No meio da rua, movimentada via entre quadras, jazia um deles. Havia sido atropelado. Não se sabe se caiu do fio que cruza o local ou havia se arriscado a ir pelo chão mesmo – era cedo, o asfalto ainda não estava quente –, mas havia sido pego por um carro; e o motorista não parou para prestar socorro.

Os micos perderam a noção do perigo. Vendo o companheiro ali – o soinho ainda se mexia, mas não tinha forças para levantar – invadiram o asfalto numa algazarra sem tamanho, que chamou a atenção dos humanos que passavam pelo local, caminhando, correndo ou até dirigindo.

Quando se trata de bicho, humano é muito solidário. Se tiver um gatinho, um cachorrinho ou um passarinho envolvido, cria-se uma rede compromissada para ajudar e, se possível condenar outro humano – agora tem até aplicativo para ajudar bichos abandonados pelos donos. Um cínico poderia concluir que os orfanatos seriam mais bem cuidados se em vez de crianças guardassem bichinhos.

Pois alguém mais solidário logo se arvorou de guarda de trânsito, impediu a circulação de veículos; outros se aglomeraram no local do acidente – mas não deu tempo de aparecer um camelô vendendo perfume barato. Logo uma mocinha parou o carro e, ainda com a chave na ignição, desceu e se apresentou como veterinária. Era um mico de sorte.

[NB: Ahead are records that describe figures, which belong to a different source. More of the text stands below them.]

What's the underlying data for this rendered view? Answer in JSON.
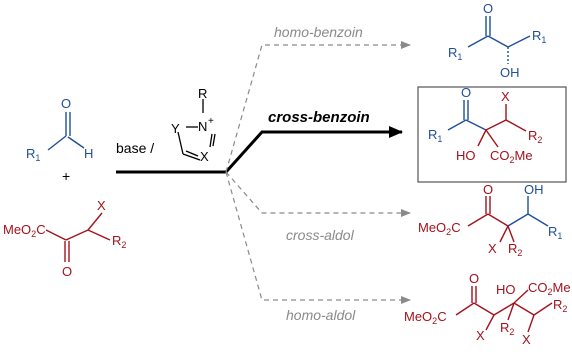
{
  "colors": {
    "aldehyde": "#1f4e9a",
    "ketoester": "#a3121c",
    "ink": "#000000",
    "minor_route": "#8a8a8a"
  },
  "routes": {
    "homo_benzoin": "homo-benzoin",
    "cross_benzoin": "cross-benzoin",
    "cross_aldol": "cross-aldol",
    "homo_aldol": "homo-aldol"
  },
  "conditions": {
    "base": "base /",
    "plus": "+"
  },
  "atoms": {
    "O": "O",
    "H": "H",
    "OH": "OH",
    "HO": "HO",
    "X": "X",
    "Y": "Y",
    "N": "N",
    "R": "R",
    "R1_base": "R",
    "R1_sub": "1",
    "R2_base": "R",
    "R2_sub": "2",
    "plus_charge": "+",
    "MeO2C_pre": "MeO",
    "MeO2C_sub": "2",
    "MeO2C_post": "C",
    "CO2Me_pre": "CO",
    "CO2Me_sub": "2",
    "CO2Me_post": "Me"
  }
}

A moça trazia uma toalhinha na mão, onde colocou o animal, dizendo que cuidaria dele. E enquanto levava o atropelado para o carro passou o número do telefone para uma senhora, que rapidamente registrou no celular, ao mesmo tempo em que dizia que ia rezar para tudo dar certo. A mocinha ainda teve tempo de dizer que o estado era grave.

O mico foi levado e os outros macaquinhos continuaram guinchando, mas desta vez não era possível traduzir – havia um desespero evidente. A dispersão das pessoas só aconteceu depois que, claro, criaram um grupo de whatsapp para que todos fossem informados nos eventuais boletins veterinários do bichinho, que felizmente continuava sendo chamado de mico, sendo poupado de um apelido ridículo qualquer.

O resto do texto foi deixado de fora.